The Central Anatolia plateau is flat and desolated. A minaret on the distance at the end of a dirt road fully occupied by sheep shows us the way. The center of the village is a small shop full of snacks, we turn off the engine and the owner comes out to greet us. “Ekmek?” (“Bread?”) we ask, “Yok” (“There is not”). “Tamam, çay!” (“Ok, then give us a tea!”). Habib (this is the name of the plump shopkeeper) happily welcomes us to the shop and gives us a seat. First comes the son with 2 homemade bread loafs still warm, after comes the wife with a smoking kettle of tea, then the Imam and obviously all the kids of the neighborhood.

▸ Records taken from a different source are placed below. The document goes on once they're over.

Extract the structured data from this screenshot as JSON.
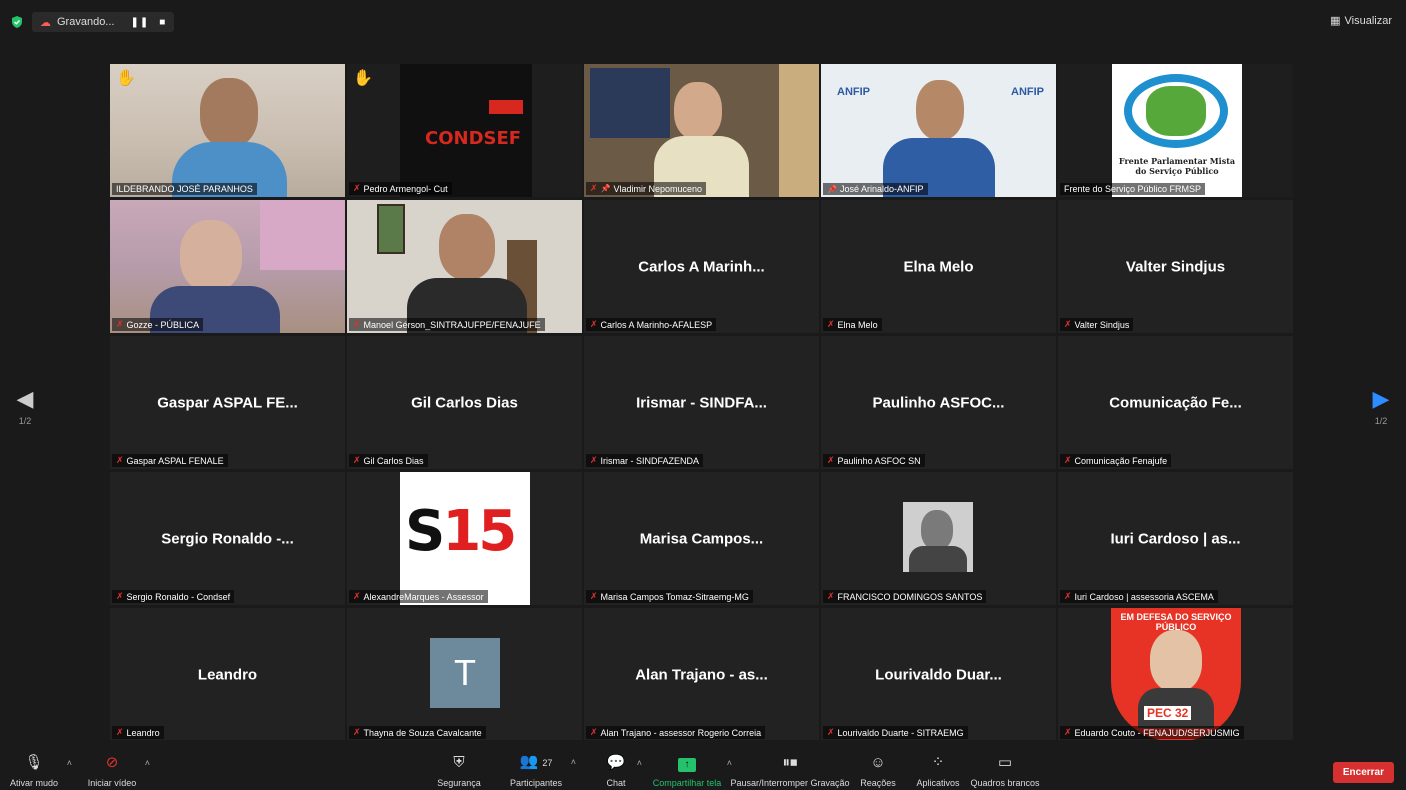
{
  "topbar": {
    "recording_label": "Gravando...",
    "view_label": "Visualizar"
  },
  "pagination": {
    "left_page": "1/2",
    "right_page": "1/2"
  },
  "tiles": [
    {
      "label": "ILDEBRANDO JOSÉ PARANHOS",
      "big": "",
      "muted": false,
      "pinned": false,
      "hand": true,
      "active": true
    },
    {
      "label": "Pedro Armengol- Cut",
      "big": "",
      "muted": true,
      "pinned": false,
      "hand": true,
      "logo_text": "CONDSEF"
    },
    {
      "label": "Vladimir Nepomuceno",
      "big": "",
      "muted": true,
      "pinned": true,
      "hand": false
    },
    {
      "label": "José Arinaldo-ANFIP",
      "big": "",
      "muted": false,
      "pinned": true,
      "hand": false,
      "logo_text": "ANFIP"
    },
    {
      "label": "Frente do Serviço Público FRMSP",
      "big": "",
      "muted": false,
      "pinned": false,
      "hand": false,
      "logo_text": "Frente Parlamentar Mista do Serviço Público"
    },
    {
      "label": "Gozze - PÚBLICA",
      "big": "",
      "muted": true,
      "pinned": false,
      "hand": false
    },
    {
      "label": "Manoel Gérson_SINTRAJUFPE/FENAJUFE",
      "big": "",
      "muted": true,
      "pinned": false,
      "hand": false
    },
    {
      "label": "Carlos A Marinho-AFALESP",
      "big": "Carlos A Marinh...",
      "muted": true,
      "pinned": false,
      "hand": false
    },
    {
      "label": "Elna Melo",
      "big": "Elna Melo",
      "muted": true,
      "pinned": false,
      "hand": false
    },
    {
      "label": "Valter Sindjus",
      "big": "Valter Sindjus",
      "muted": true,
      "pinned": false,
      "hand": false
    },
    {
      "label": "Gaspar ASPAL FENALE",
      "big": "Gaspar ASPAL FE...",
      "muted": true,
      "pinned": false,
      "hand": false
    },
    {
      "label": "Gil Carlos Dias",
      "big": "Gil Carlos Dias",
      "muted": true,
      "pinned": false,
      "hand": false
    },
    {
      "label": "Irismar - SINDFAZENDA",
      "big": "Irismar - SINDFA...",
      "muted": true,
      "pinned": false,
      "hand": false
    },
    {
      "label": "Paulinho ASFOC SN",
      "big": "Paulinho ASFOC...",
      "muted": true,
      "pinned": false,
      "hand": false
    },
    {
      "label": "Comunicação Fenajufe",
      "big": "Comunicação Fe...",
      "muted": true,
      "pinned": false,
      "hand": false
    },
    {
      "label": "Sergio Ronaldo - Condsef",
      "big": "Sergio Ronaldo -...",
      "muted": true,
      "pinned": false,
      "hand": false
    },
    {
      "label": "AlexandreMarques - Assessor",
      "big": "",
      "muted": true,
      "pinned": false,
      "hand": false,
      "logo_text": "S15"
    },
    {
      "label": "Marisa Campos Tomaz-Sitraemg-MG",
      "big": "Marisa Campos...",
      "muted": true,
      "pinned": false,
      "hand": false
    },
    {
      "label": "FRANCISCO DOMINGOS SANTOS",
      "big": "",
      "muted": true,
      "pinned": false,
      "hand": false
    },
    {
      "label": "Iuri Cardoso | assessoria ASCEMA",
      "big": "Iuri Cardoso | as...",
      "muted": true,
      "pinned": false,
      "hand": false
    },
    {
      "label": "Leandro",
      "big": "Leandro",
      "muted": true,
      "pinned": false,
      "hand": false
    },
    {
      "label": "Thayna de Souza Cavalcante",
      "big": "",
      "muted": true,
      "pinned": false,
      "hand": false,
      "avatar_letter": "T"
    },
    {
      "label": "Alan Trajano - assessor Rogerio Correia",
      "big": "Alan Trajano - as...",
      "muted": true,
      "pinned": false,
      "hand": false
    },
    {
      "label": "Lourivaldo Duarte - SITRAEMG",
      "big": "Lourivaldo Duar...",
      "muted": true,
      "pinned": false,
      "hand": false
    },
    {
      "label": "Eduardo Couto - FENAJUD/SERJUSMIG",
      "big": "",
      "muted": true,
      "pinned": false,
      "hand": false,
      "logo_text": "EM DEFESA DO SERVIÇO PÚBLICO",
      "logo_text2": "PEC 32"
    }
  ],
  "toolbar": {
    "mute": "Ativar mudo",
    "video": "Iniciar vídeo",
    "security": "Segurança",
    "participants": "Participantes",
    "participants_count": "27",
    "chat": "Chat",
    "share": "Compartilhar tela",
    "pause_rec": "Pausar/Interromper Gravação",
    "reactions": "Reações",
    "apps": "Aplicativos",
    "whiteboards": "Quadros brancos",
    "end": "Encerrar"
  }
}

The communication is difficult but honest, the son asks us to take pictures of his baby, a couple of months old, and to send them (they don’t have neither a camera nor an email address). We decide to study Turkish. From that point everything goes as expected: dinner, beds, breakfast and a lot of çay. The next morning we promise to print the pictures and to send them by mail. We give them a packet of tobacco that we received as a present in Cappadocia, we take a lot of pictures and then on the bike again. Liras spent = 0 Experience points gained = 1000.